# 20 acres of sunflowers!



## wacknstack (Apr 28, 2014)

We got our flowers in the ground right before the rain. My new planter really did the job!


----------



## wacknstack (Apr 28, 2014)

Planter


----------



## wacknstack (Apr 28, 2014)

Spray rig


----------



## BowHunter89 (Apr 28, 2014)

Wow makes my 4 acre stand seem unsually small...


----------



## Gadestroyer74 (Apr 28, 2014)

Big money right there !


----------



## shakey gizzard (Apr 29, 2014)

Sweet! Keep us updated with pics please!


----------



## Hammock (Apr 29, 2014)

looks like you got it going on!!


----------



## Curly (Apr 29, 2014)

I am waiting until the second week of May.  Corn was planted Saturday and wheat is fully headed out...


----------



## liv2bowhunt (Apr 30, 2014)

What did you do with the extra boxes you cut off the planter. Looks good by the way!


----------



## wacknstack (May 1, 2014)

I'm saving all the extra planter hoppers as spare parts.


----------



## guido5221 (May 22, 2014)

I planted the same time you did. 10 acres row planted, sprayed with Pre-emergent and using electric fence to keep the deer out. Everything seems to be working good.


----------



## Luke0927 (May 23, 2014)

That's going to be a nice field there.  You should see a sunflower field in South Dakota puts GA fields to shame!


----------



## GLS (May 26, 2014)

If I were forced to choose between shooting doves over a 200+ acre production sunflower field in SD or a 20 acre sunflower field planted for dove hunting in Georgia, I think I'd choose the southern field, especially in December-January.  The only thing shameful in the field would be my shooting.


----------



## guido5221 (Jun 2, 2014)

33 days since planting


----------



## nrh0011 (Jun 2, 2014)

What did you spray for weeds with your sunflowers?


----------



## Curly (Jun 3, 2014)

Likely Sparten Charger for pre and Cadre for Post


----------



## guido5221 (Jun 3, 2014)

Dual Magnum and Spartan charge.
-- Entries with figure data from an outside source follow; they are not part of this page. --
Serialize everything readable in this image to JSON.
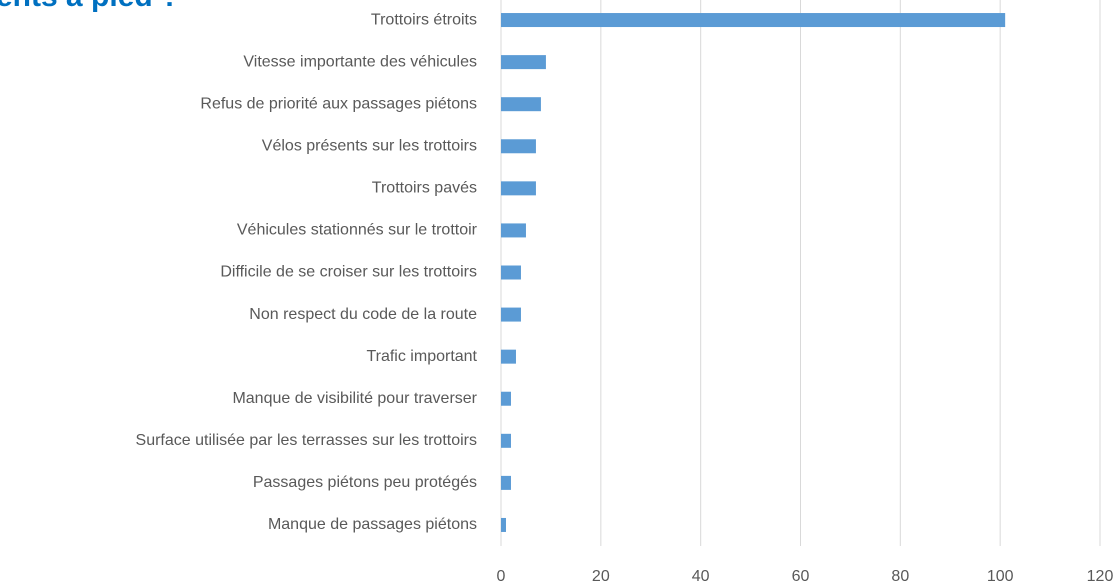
{
  "chart_data": {
    "type": "bar",
    "orientation": "horizontal",
    "title": "ents à pied ?",
    "categories": [
      "Trottoirs étroits",
      "Vitesse importante des véhicules",
      "Refus de priorité aux passages piétons",
      "Vélos présents sur les trottoirs",
      "Trottoirs pavés",
      "Véhicules stationnés sur le trottoir",
      "Difficile de se croiser sur les trottoirs",
      "Non respect du code de la route",
      "Trafic important",
      "Manque de visibilité pour traverser",
      "Surface utilisée par les terrasses sur les trottoirs",
      "Passages piétons peu protégés",
      "Manque de passages piétons"
    ],
    "values": [
      101,
      9,
      8,
      7,
      7,
      5,
      4,
      4,
      3,
      2,
      2,
      2,
      1
    ],
    "color": "#5b9bd5",
    "xlim": [
      0,
      120
    ],
    "xticks": [
      0,
      20,
      40,
      60,
      80,
      100,
      120
    ],
    "grid": true
  }
}
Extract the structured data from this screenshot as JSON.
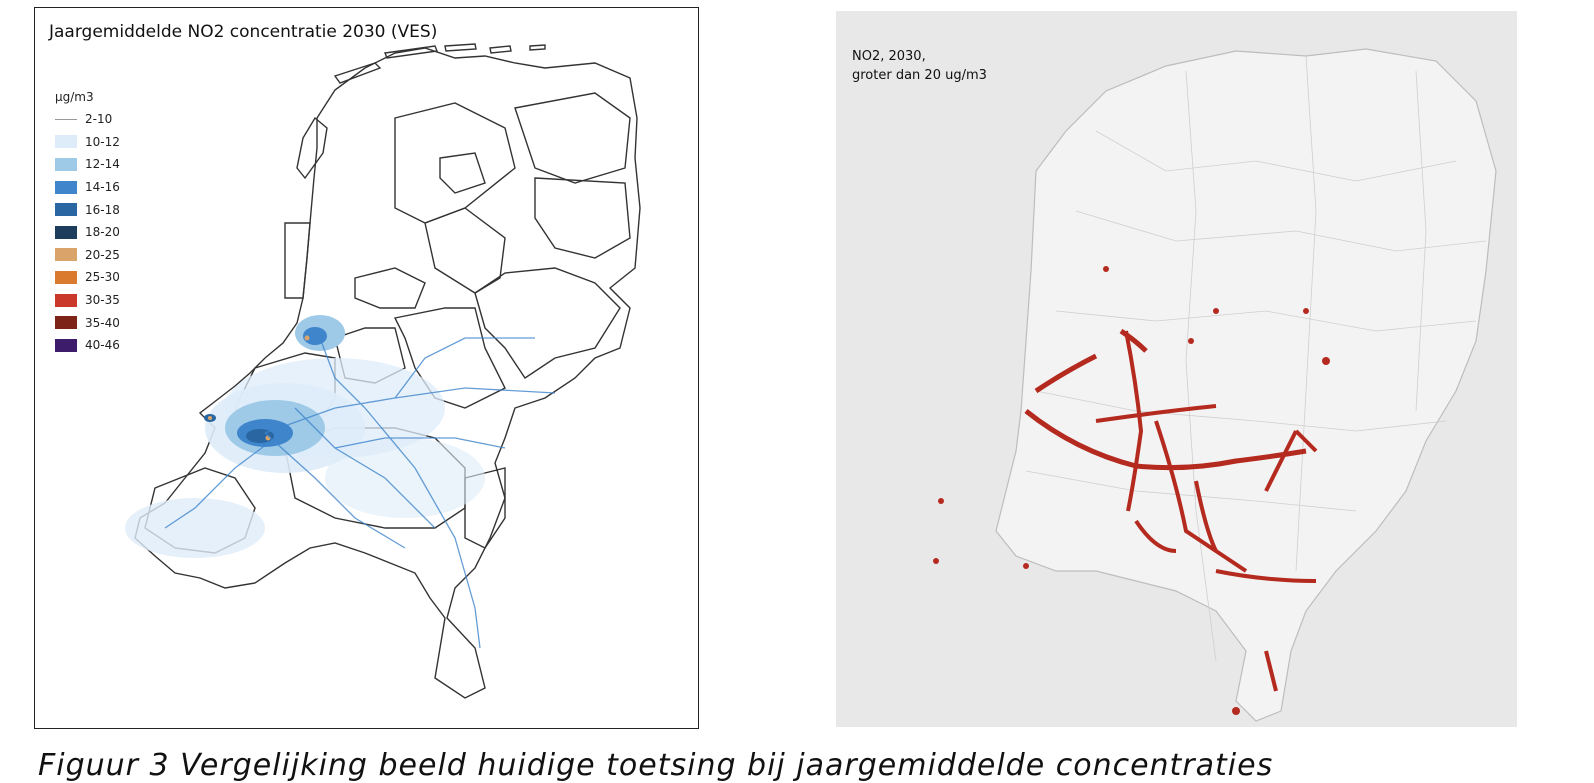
{
  "left_map": {
    "title": "Jaargemiddelde NO2 concentratie 2030 (VES)",
    "legend_unit": "µg/m3",
    "legend": [
      {
        "label": "2-10",
        "color": "#ffffff",
        "type": "line"
      },
      {
        "label": "10-12",
        "color": "#deecf9",
        "type": "fill"
      },
      {
        "label": "12-14",
        "color": "#9ecae8",
        "type": "fill"
      },
      {
        "label": "14-16",
        "color": "#3f85cc",
        "type": "fill"
      },
      {
        "label": "16-18",
        "color": "#2a67a2",
        "type": "fill"
      },
      {
        "label": "18-20",
        "color": "#1c3d5c",
        "type": "fill"
      },
      {
        "label": "20-25",
        "color": "#d9a36a",
        "type": "fill"
      },
      {
        "label": "25-30",
        "color": "#d97a2e",
        "type": "fill"
      },
      {
        "label": "30-35",
        "color": "#c9382b",
        "type": "fill"
      },
      {
        "label": "35-40",
        "color": "#7e2318",
        "type": "fill"
      },
      {
        "label": "40-46",
        "color": "#3d1d6b",
        "type": "fill"
      }
    ]
  },
  "right_map": {
    "title_line1": "NO2, 2030,",
    "title_line2": "groter dan 20 ug/m3",
    "hotspot_color": "#b52a1f",
    "background_color": "#e8e8e8"
  },
  "caption": "Figuur 3 Vergelijking beeld huidige toetsing bij jaargemiddelde concentraties"
}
Didn't need to spray any post emergent.


----------



## wacknstack (Jun 3, 2014)

I also use spartan and dual


----------



## wacknstack (Jun 3, 2014)

All this talk about sunflowers and I had to get out some old pics from my 27 acre field from last year. The pics above are the same field I planted this year. We I had a lot of rain last year it hope they turn out like these 2013 flowers!


----------



## wacknstack (Jun 3, 2014)

*More pics*

Chattahoochee dirt!


----------



## wacknstack (Jun 3, 2014)

*More 2013 pics*

I hope they get up like this again. Pray for rain!


----------



## wacknstack (Jun 3, 2014)

*More 2013 pics*

I hope they get up like this again. Pray for rain!


----------



## hogana (Jun 7, 2014)

Excellent


----------



## Luke0927 (Jun 20, 2014)

GLS said:


> If I were forced to choose between shooting doves over a 200+ acre production sunflower field in SD or a 20 acre sunflower field planted for dove hunting in Georgia, I think I'd choose the southern field, especially in December-January.  The only thing shameful in the field would be my shooting.



No pheasant in a GA sun flower field......

Fields coming along nice will be a good stand for dove.


----------



## wacknstack (Jun 21, 2014)

*This years flowers!*

The pics I posted above are last years pics. Here are a few from this years dove field.


----------



## guido5221 (Jun 21, 2014)

Gettin there


----------